Наверное, можно было попробовать использовать дар. Но девушка так устала и отупела от пережитого, что даже не пыталась барахтаться. Будь что будет, значит, такова воля Хольги.
В жиденькой толпе не мелькнуло ни единой белой макушки. Да и вообще народу собралось мало — подумаешь, каких-то бродяг вешают. Вот если бы хотя бы колесовали или за ребро… а тут пять щепок всего удовольствия.

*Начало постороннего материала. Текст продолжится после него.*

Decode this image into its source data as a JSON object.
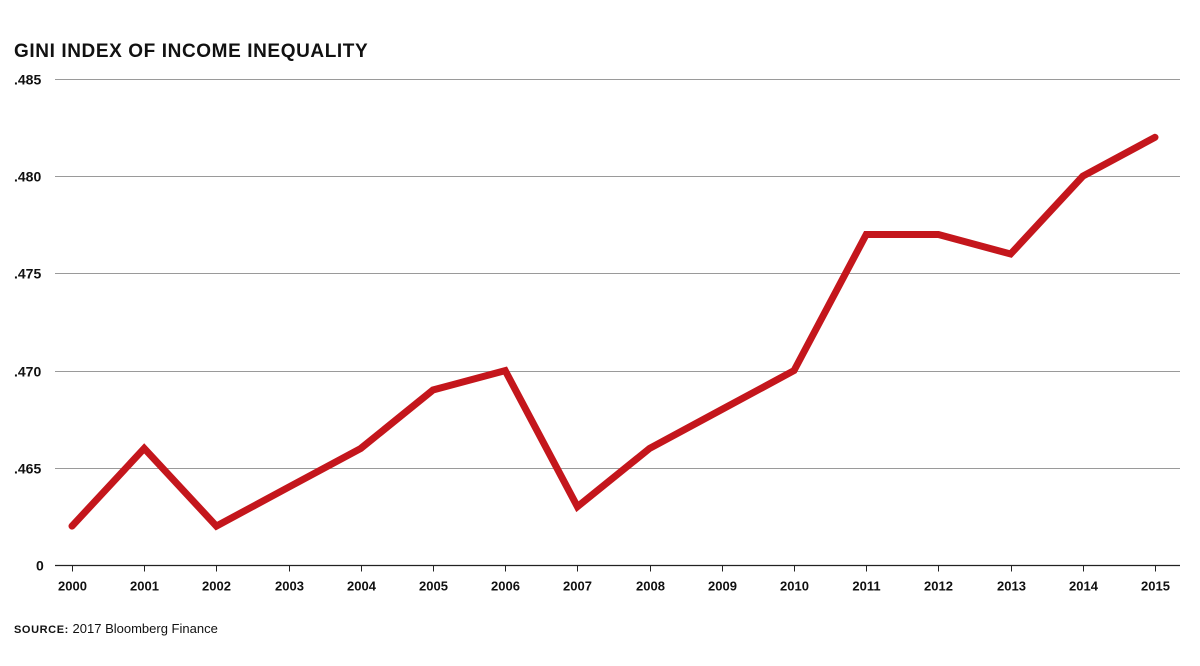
{
  "chart_data": {
    "type": "line",
    "title": "GINI INDEX OF INCOME INEQUALITY",
    "xlabel": "",
    "ylabel": "",
    "x": [
      "2000",
      "2001",
      "2002",
      "2003",
      "2004",
      "2005",
      "2006",
      "2007",
      "2008",
      "2009",
      "2010",
      "2011",
      "2012",
      "2013",
      "2014",
      "2015"
    ],
    "series": [
      {
        "values": [
          0.462,
          0.466,
          0.462,
          0.464,
          0.466,
          0.469,
          0.47,
          0.463,
          0.466,
          0.468,
          0.47,
          0.477,
          0.477,
          0.476,
          0.48,
          0.482
        ]
      }
    ],
    "ylim": [
      0.46,
      0.485
    ],
    "yticks": [
      0.465,
      0.47,
      0.475,
      0.48,
      0.485
    ],
    "ytick_labels": [
      ".465",
      ".470",
      ".475",
      ".480",
      ".485"
    ],
    "baseline_label": "0",
    "grid": true,
    "line_color": "#c4161c",
    "grid_color": "#9a9a9a"
  },
  "source": {
    "label": "SOURCE:",
    "text": " 2017 Bloomberg Finance"
  }
}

Зато в первом ряду стоял племянник Матюхи, глядя на приговоренных злыми опухшими глазами.
Это было так обидно и нечестно, что вырвало Рыску из оцепенения.
— Неправда, мы твоего дядю не убивали! — крикнула она, шагнув к краю помоста. Стражник поймал ее за связанные руки, оттащил назад. Девушка споткнулась, упала на колени.
Парнишка потупился и попятился. Толпа заворчала. Начались перешептывания: «А с виду такая молоденькая, может, и не врет…»
— Ага-ага. — Палач почесал под мышкой. — Мы тут только невинных каждый день и вздергиваем.
Послышались смешки — большинство зрителей тоже были настроены скептически. Чего только перед казнью от страху не наговоришь, самой пресвятой Хольгой прикинешься.
— Конечно, невинных, — нахально подтвердил Жар. — У виновных-то есть чем от наместника и судей откупиться.
Симпатии толпы снова переметнулись на сторону осужденных. Косого наместника, несмотря на все его усилия по возвеличению Зайцеграда (а может, как раз благодаря им), в городе терпеть не могли, а продажность судей ни у кого не вызывала сомнений.
— Ну так молитесь Богине, — ехидно посоветовал палач. — Она небось гибели праведников не допустит. — И кивнул стражникам: мол, давайте поскорее избавимся от этой обузы, пока лишние слухи не поползли.